The tablet goes on to inform us that the memorial was erected in 1880 ‘to honour the slain police’ and that the three policemen are buried in the Mansfield Cemetery.
I went out to the cemetery to look for their graves. This well-cared for cemetery is located in a picturesque part of the town, surrounded by low lying hills. The first grave I came across was that of Police Sergeant Michael Kennedy. He was 36 years of age when he was, quoting from his headstone, ‘cruelly murdered by armed criminals in the Wombat Ranges’. The headstone continues its tragic narrative, informing the reader that Kennedy ‘died in the service of his country, of which he was an ornament, highly respected by all good citizens, and a terror to evil-doers.’ The only one of the policeman who was married, his wife Bridget Mary is buried with him. She died in November 1924, aged 75.

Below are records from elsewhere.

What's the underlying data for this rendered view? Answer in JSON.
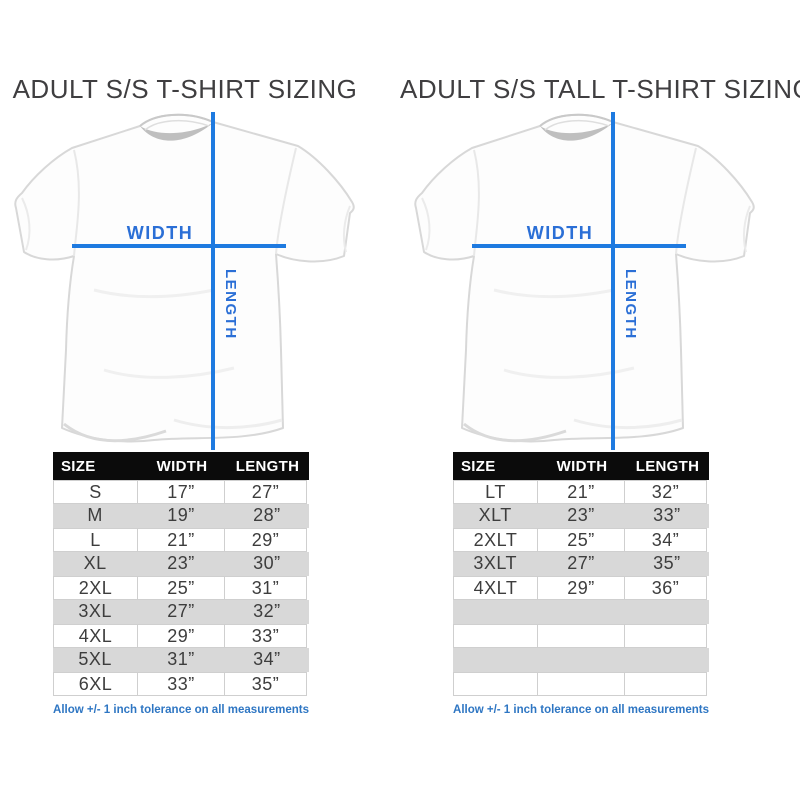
{
  "colors": {
    "line_blue": "#1e7ae0",
    "label_blue": "#2b6fd6",
    "note_blue": "#2e76c3",
    "header_bg": "#0b0b0b",
    "row_alt": "#d8d8d8",
    "title_color": "#3f3e40"
  },
  "panels": [
    {
      "title": "ADULT S/S T-SHIRT SIZING",
      "width_label": "WIDTH",
      "length_label": "LENGTH",
      "table": {
        "headers": [
          "SIZE",
          "WIDTH",
          "LENGTH"
        ],
        "rows": [
          [
            "S",
            "17”",
            "27”"
          ],
          [
            "M",
            "19”",
            "28”"
          ],
          [
            "L",
            "21”",
            "29”"
          ],
          [
            "XL",
            "23”",
            "30”"
          ],
          [
            "2XL",
            "25”",
            "31”"
          ],
          [
            "3XL",
            "27”",
            "32”"
          ],
          [
            "4XL",
            "29”",
            "33”"
          ],
          [
            "5XL",
            "31”",
            "34”"
          ],
          [
            "6XL",
            "33”",
            "35”"
          ]
        ]
      },
      "note": "Allow +/- 1 inch tolerance on all measurements"
    },
    {
      "title": "ADULT S/S TALL T-SHIRT SIZING",
      "width_label": "WIDTH",
      "length_label": "LENGTH",
      "table": {
        "headers": [
          "SIZE",
          "WIDTH",
          "LENGTH"
        ],
        "rows": [
          [
            "LT",
            "21”",
            "32”"
          ],
          [
            "XLT",
            "23”",
            "33”"
          ],
          [
            "2XLT",
            "25”",
            "34”"
          ],
          [
            "3XLT",
            "27”",
            "35”"
          ],
          [
            "4XLT",
            "29”",
            "36”"
          ],
          [
            "",
            "",
            ""
          ],
          [
            "",
            "",
            ""
          ],
          [
            "",
            "",
            ""
          ],
          [
            "",
            "",
            ""
          ]
        ]
      },
      "note": "Allow +/- 1 inch tolerance on all measurements"
    }
  ]
}
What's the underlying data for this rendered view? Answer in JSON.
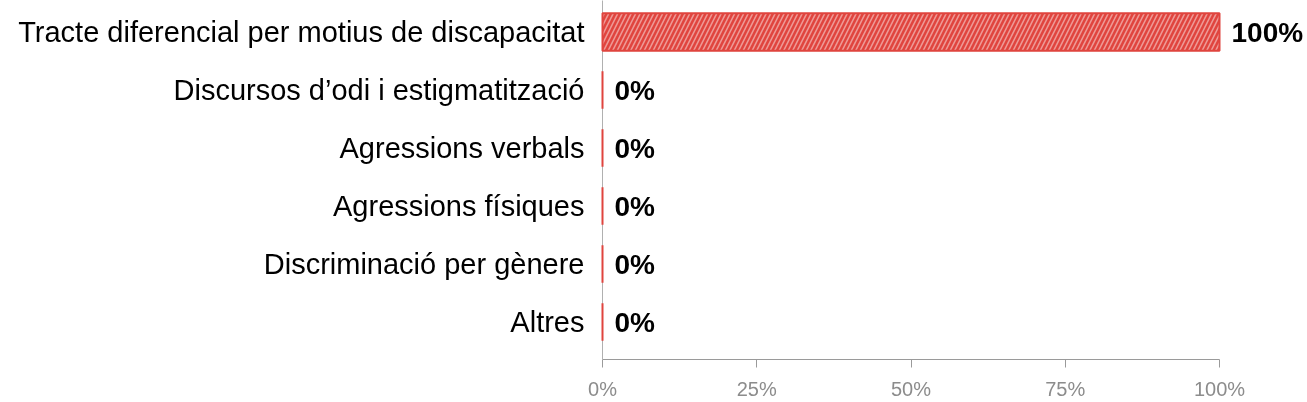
{
  "chart_data": {
    "type": "bar",
    "orientation": "horizontal",
    "categories": [
      "Tracte diferencial per motius de discapacitat",
      "Discursos d’odi i estigmatització",
      "Agressions verbals",
      "Agressions físiques",
      "Discriminació per gènere",
      "Altres"
    ],
    "values": [
      100,
      0,
      0,
      0,
      0,
      0
    ],
    "color": "#e0443e",
    "value_labels": [
      "100%",
      "0%",
      "0%",
      "0%",
      "0%",
      "0%"
    ],
    "xlim": [
      0,
      100
    ],
    "xticks": [
      {
        "value": 0,
        "label": "0%"
      },
      {
        "value": 25,
        "label": "25%"
      },
      {
        "value": 50,
        "label": "50%"
      },
      {
        "value": 75,
        "label": "75%"
      },
      {
        "value": 100,
        "label": "100%"
      }
    ]
  }
}
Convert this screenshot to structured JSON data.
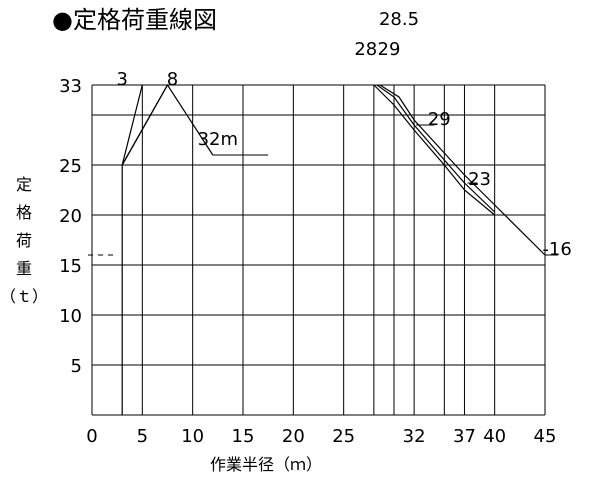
{
  "title": "●定格荷重線図",
  "chart_data": {
    "type": "line",
    "title": "定格荷重線図",
    "xlabel": "作業半径（ｍ）",
    "ylabel_chars": [
      "定",
      "格",
      "荷",
      "重",
      "（ｔ）"
    ],
    "xlim": [
      0,
      45
    ],
    "ylim": [
      0,
      33
    ],
    "x_ticks": [
      {
        "value": 0,
        "label": "0"
      },
      {
        "value": 5,
        "label": "5"
      },
      {
        "value": 10,
        "label": "10"
      },
      {
        "value": 15,
        "label": "15"
      },
      {
        "value": 20,
        "label": "20"
      },
      {
        "value": 25,
        "label": "25"
      },
      {
        "value": 32,
        "label": "32"
      },
      {
        "value": 37,
        "label": "37"
      },
      {
        "value": 40,
        "label": "40"
      },
      {
        "value": 45,
        "label": "45"
      }
    ],
    "y_ticks": [
      {
        "value": 5,
        "label": "5"
      },
      {
        "value": 10,
        "label": "10"
      },
      {
        "value": 15,
        "label": "15"
      },
      {
        "value": 20,
        "label": "20"
      },
      {
        "value": 25,
        "label": "25"
      },
      {
        "value": 33,
        "label": "33"
      }
    ],
    "x_gridlines": [
      0,
      5,
      10,
      15,
      20,
      25,
      28,
      30,
      32,
      35,
      37,
      40,
      45
    ],
    "y_gridlines": [
      0,
      5,
      10,
      15,
      20,
      25,
      30,
      33
    ],
    "reference_y": 16,
    "series": [
      {
        "label": "3",
        "x": [
          3,
          3,
          5
        ],
        "y": [
          0,
          25,
          33
        ]
      },
      {
        "label": "8",
        "x": [
          3,
          7.5
        ],
        "y": [
          25,
          33
        ]
      },
      {
        "label": "32m",
        "x": [
          3,
          7.5,
          12
        ],
        "y": [
          25,
          33,
          26
        ]
      },
      {
        "label": "28",
        "x": [
          28,
          30,
          32,
          35,
          37,
          40
        ],
        "y": [
          33,
          31,
          28.5,
          25,
          22.5,
          20
        ]
      },
      {
        "label": "29",
        "x": [
          28.3,
          30,
          32,
          35,
          37,
          40
        ],
        "y": [
          33,
          31.8,
          29,
          25.5,
          23.2,
          20.3
        ]
      },
      {
        "label": "23",
        "x": [
          28.6,
          30.5,
          32,
          35,
          37,
          40,
          45
        ],
        "y": [
          33,
          31.8,
          29.5,
          26.2,
          24,
          21,
          16
        ]
      }
    ],
    "annotations": [
      {
        "text": "3",
        "x": 3,
        "y": 33
      },
      {
        "text": "8",
        "x": 8,
        "y": 33
      },
      {
        "text": "32m",
        "x": 12.5,
        "y": 27
      },
      {
        "text": "28",
        "x": 27.2,
        "y": 36
      },
      {
        "text": "29",
        "x": 29.5,
        "y": 36
      },
      {
        "text": "28.5",
        "x": 30.5,
        "y": 39
      },
      {
        "text": "29",
        "x": 34.5,
        "y": 29
      },
      {
        "text": "23",
        "x": 38.5,
        "y": 23
      },
      {
        "text": "-16",
        "x": 46.2,
        "y": 16
      }
    ]
  }
}
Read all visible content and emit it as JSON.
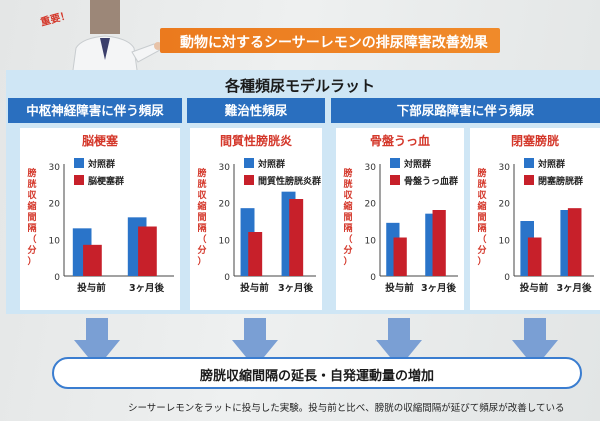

I then found the graves of Mounted Constables Michael Scanlan (35) and Thomas Lonigan (34), whose headstones inform us that they died ‘in the execution of duty …murdered by armed criminals’. The three memorial headstones were erected by the Victorian Parliament.
While at Mansfield I visited the tourist centre.
I noted that there was nothing on display that gave any prominence to Ned Kelly and his gang. Also absent were any books relating to bushrangers. Glenrowan this definitely was not!
Over a late breakfast, I reflected on what I had seen. There appeared an unquestioning abhorrence of the crimes committed at Stringybark Creek by Ned Kelly, who was described unequivocally as a murderer and criminal. I appreciated the dignified way the town honoured the memory of the three policemen. There was no way this town could be accused of glorifying any memory of Ned Kelly legend.
On the way to Mansfield I passed through the little town of Swanpool. There the Kelly narrative was remembered differently from what I later discovered in Mansfield. At the local garage, a painting of a rather questionable looking, metal-hooded head of Ned Kelly covered the curved surface of a large, concrete water tank, Ned’s eyes gazed towards the heavens, with an uncomfortable vacancy.
On a colour-bond fence adjacent to the tank was a mural featuring sepia-toned scenes from Ned Kelly’s short life. The surface of the fence gave the impression that you were looking at everything through the bars of a gaol. As well as a picture of Ned in prison garb and one of literally his last stand at Glenrowan, there was a depiction of Stringybark Creek. There Ned appeared with the lifeless bodies of the policemen. Described in a nearby caption as ‘The Stringy Bark Creek Shootout’, the accompanying text was sympathetic to Kelly saying ‘he is compassionate for his fellow man’ and that ‘he was very sorry that these men lost their lives’.
Returning home, I again reflected on some of the things I had seen, considering in general how we represent ‘our heroes and villains’ who are scattered about in our history. Sometimes, we effortlessly seem to condone and even trivialise blatant wrong-doing, for the sake of the narrative we desire to tell.
Australia’s history is full of violence and conflict. The way it was occupied originally by Europeans resulted in conflict, suffering and death. The many and varied memorials to wars, fought in other countries, further consolidates the violence of a past that we rigorously strive to remember.
I read again Ned’s rambling words in his Jerilderie Letter.
His conclusion, for example, that:
it was cowardice that made Lonigan and the others fight it it is only foolhardiness to disobey an outlaw as any Policeman or other man who do not throw up their arms directly as I call on them knows the consequence is a speedy dispatch to Kingdom Come
I reflected on the anger, bitterness, contradiction, illogical argument and megalomanic claims and demands that soured his words throughout the letter. The morality of violence seems to have eluded his narrative. And sometimes our own retelling of history falls into the very same trap.